Als besonders kennzeichnender und prägender Bestandteil der usbekischen Kultur und der zeitgenössischen Gesellschaft fungiert zweifelsohne die Küche Usbekistans. Die traditionellen Gerichte im heutigen Usbekistan sind ausgesprochen vielfältig, dabei aber moderat und tolerant, was vor allem das Würzen, Salzen, Abschmecken und spezielle Zubereitungsverfahren betrifft. Sie ist nie zu scharf, zu fett, zu bitter, zu süß, zu sauer etc. Die traditionellen Nahrungsmittel wurden primär durchs Alltagsleben und verschiedene religiös-kulturelle Komponenten der Völker Usbekistans und sekundär von (land-)wirtschaftlich-natürlichen Gegebenheiten geprägt. Deshalb unterscheiden sich die verschiedenen regionalen Gerichte und Zubereitungsmethoden in Usbekistan deutlich voneinander. Sie wurden mit dem Austausch über die Seidenstraße sowohl stark von der Küche des Vorderorients als auch von der uigurischen und indischen sowie von der russischen Küche beeinflusst. Die meisten Gerichte werden hauptsächlich aus Getreide, Mehl, Milch und Fleisch zubereitet. Aber zurecht gehören Gemüse, Obst, Kräuter und Hülsenfrüchte stets mit auf den Tisch, und Mehlprodukte haben einen gewichtigen Anteil in der einheimischen Küche. 

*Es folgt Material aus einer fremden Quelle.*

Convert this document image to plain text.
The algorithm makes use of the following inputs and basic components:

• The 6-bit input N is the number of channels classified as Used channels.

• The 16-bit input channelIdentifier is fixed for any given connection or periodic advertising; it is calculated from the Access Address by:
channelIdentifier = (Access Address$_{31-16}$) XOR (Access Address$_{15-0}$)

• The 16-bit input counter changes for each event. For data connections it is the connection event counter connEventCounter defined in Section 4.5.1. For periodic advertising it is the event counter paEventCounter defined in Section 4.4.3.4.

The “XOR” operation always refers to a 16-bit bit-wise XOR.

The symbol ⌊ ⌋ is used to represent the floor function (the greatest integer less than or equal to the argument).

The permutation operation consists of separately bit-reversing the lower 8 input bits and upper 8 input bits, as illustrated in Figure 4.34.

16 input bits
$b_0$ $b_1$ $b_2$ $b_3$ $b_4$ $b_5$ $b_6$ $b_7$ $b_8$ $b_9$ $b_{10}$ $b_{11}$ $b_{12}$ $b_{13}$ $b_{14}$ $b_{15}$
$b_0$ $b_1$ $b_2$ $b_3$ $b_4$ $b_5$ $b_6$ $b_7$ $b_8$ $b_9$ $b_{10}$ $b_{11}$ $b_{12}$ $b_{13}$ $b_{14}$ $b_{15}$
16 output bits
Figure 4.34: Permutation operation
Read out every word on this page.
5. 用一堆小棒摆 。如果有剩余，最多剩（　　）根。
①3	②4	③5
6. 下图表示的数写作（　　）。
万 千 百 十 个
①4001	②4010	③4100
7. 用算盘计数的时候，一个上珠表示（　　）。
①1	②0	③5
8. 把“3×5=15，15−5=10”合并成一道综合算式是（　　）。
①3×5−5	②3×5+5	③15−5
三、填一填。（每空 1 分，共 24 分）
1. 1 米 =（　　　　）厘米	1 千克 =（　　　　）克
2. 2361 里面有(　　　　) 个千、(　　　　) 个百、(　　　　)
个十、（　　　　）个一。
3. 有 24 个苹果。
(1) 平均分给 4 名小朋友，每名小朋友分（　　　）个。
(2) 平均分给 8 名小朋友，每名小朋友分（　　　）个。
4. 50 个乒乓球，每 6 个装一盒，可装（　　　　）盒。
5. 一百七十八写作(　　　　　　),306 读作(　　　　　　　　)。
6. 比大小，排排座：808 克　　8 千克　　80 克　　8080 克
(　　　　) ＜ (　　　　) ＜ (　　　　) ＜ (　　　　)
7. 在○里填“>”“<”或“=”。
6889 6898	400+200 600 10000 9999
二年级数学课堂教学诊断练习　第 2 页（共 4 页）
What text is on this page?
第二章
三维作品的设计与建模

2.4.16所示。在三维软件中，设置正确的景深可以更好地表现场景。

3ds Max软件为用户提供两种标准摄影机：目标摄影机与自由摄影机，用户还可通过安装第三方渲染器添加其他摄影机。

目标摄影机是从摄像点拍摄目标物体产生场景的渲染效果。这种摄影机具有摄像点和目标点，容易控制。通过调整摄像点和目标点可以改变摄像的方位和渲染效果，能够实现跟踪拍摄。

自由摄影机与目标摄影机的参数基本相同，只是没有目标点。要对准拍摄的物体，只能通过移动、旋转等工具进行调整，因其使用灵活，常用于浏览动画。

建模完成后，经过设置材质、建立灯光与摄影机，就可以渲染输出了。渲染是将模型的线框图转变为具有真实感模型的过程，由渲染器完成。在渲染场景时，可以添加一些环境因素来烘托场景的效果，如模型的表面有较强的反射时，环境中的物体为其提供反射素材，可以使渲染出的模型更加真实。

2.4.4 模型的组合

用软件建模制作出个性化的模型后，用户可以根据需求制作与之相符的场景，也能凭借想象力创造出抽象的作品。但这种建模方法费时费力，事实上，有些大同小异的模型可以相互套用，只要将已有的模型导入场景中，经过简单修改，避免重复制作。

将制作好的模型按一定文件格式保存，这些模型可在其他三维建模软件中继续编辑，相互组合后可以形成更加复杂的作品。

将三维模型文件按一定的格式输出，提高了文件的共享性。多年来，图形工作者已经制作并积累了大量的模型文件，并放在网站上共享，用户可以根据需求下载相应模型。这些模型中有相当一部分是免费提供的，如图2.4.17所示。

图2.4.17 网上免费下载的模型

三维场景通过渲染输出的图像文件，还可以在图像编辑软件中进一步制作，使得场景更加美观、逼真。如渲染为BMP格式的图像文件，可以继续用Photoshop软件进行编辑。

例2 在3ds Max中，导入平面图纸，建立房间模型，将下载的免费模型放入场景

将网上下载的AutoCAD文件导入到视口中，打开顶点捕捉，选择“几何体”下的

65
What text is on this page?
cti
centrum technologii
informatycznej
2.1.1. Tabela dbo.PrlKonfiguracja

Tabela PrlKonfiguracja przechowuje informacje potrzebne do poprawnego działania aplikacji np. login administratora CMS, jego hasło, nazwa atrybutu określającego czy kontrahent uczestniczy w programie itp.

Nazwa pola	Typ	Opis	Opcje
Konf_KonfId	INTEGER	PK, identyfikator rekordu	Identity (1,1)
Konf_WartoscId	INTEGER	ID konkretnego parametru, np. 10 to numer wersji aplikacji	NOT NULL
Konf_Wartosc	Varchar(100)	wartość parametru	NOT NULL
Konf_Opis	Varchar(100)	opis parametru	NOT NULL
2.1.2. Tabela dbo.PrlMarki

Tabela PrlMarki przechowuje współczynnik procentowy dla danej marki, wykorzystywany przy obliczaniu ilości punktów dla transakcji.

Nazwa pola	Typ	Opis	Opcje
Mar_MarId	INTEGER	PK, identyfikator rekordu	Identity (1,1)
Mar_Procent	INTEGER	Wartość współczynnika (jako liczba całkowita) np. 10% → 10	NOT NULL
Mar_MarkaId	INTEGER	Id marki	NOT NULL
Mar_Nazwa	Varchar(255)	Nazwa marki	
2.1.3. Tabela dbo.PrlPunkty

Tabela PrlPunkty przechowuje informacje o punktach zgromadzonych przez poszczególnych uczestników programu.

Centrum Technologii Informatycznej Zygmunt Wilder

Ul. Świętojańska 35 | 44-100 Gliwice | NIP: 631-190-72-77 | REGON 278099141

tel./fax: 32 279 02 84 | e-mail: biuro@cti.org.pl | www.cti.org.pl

Bedeutung der Mahlzeiten in der Familie
Normalerweise wird im durchschnittlichen Haushalt einmal am Tag ein warmes Gericht für die ganze Familie gekocht. Die meisten Familien bevorzugen das Abendessen als Hauptmahlzeit und versuchen, gemeinsam an einem Tisch zu essen. Die Jahreszeiten, insbesondere der Winter und der Sommer, beeinflussen die Gestaltung der alltäglichen Speisekarten der Familien. Im Sommer gibt es neben einem warmen Gericht mehr frisches Obst, Gemüse und feine Milchspeisen, im Winter dagegen überwiegen deftige Suppen neben konserviertem Gemüse und Trockenfrüchten. Diese Variationen ergeben sich logisch aus dem großzügigen Segen der Natur Usbekistans. Des Weiteren existieren auch zwei Arten von Mahlzeiten: Winter- und Sommermahlzeiten. Diese Mahlzeiten verändern laufend den Inhalt und passen sich der aktuellen Zeit an. In der Regel werden sie nach der Sonne bzw. dem Tageslicht gestaltet.
Es kommt zuerst auf den Tisch und bleibt bis zum Schluss dort

Die Usbeken essen selbst Reisgerichte, Nudeln oder Broteintopf mit Brot. Brot gilt als nicht wegzudenkendes Hauptnahrungsmittel in Usbekistan. Zwar werden hier verschiedene Brotsorten gebacken, den Hauptanteil hat aber das Flachbrot bzw. das Fladenbrot, usbekisch: Non, das üblicherweise im Tonofen, dem Tandyr, gebacken wird. Einigen Brotsorten werden Zwiebeln und Fleisch, Grieben, Walnüsse, Kräuter und Gemüse beigemengt, und sie werden mit Sesamsamen bestreut. Mit dem Brot sind eine Vielzahl von Verhaltensregeln verbunden. Das Brot kommt immer als erstes auf den Tisch, und es wird in Usbekistan nicht mit einem Messer geschnitten, sondern von Hand geteilt. Das ist in der Regel das Vorrecht des Familienoberhaupts oder der ranghöchsten Person am Tisch. Respektlos gilt, das Brot mit dem Gesicht nach unten auf den Tisch zu legen. Man sollte auch Brot stets in gerader Anzahl kaufen und es in die Einkaufstasche zuoberst packen. „Wer auf Brot tritt, wird blind“, lautet ein altes usbekisches Sprichwort. Wie nicht nur in muslimischen Ländern üblich, wird dem Brot besondere Hochachtung gezollt. Hohe Anerkennung und große Beliebtheit genießen die Fladenbrote aus Samarkand, Taschkent, Buchara und Margilan. Neben Fladenbrot werden in Usbekistan selbstverständlich auch andere Brotsorten gebacken, wie Kastenbrot, Schwarzbrot, Dunkelbrot, Vollkornbrot sowie Mais- und Reisbrot.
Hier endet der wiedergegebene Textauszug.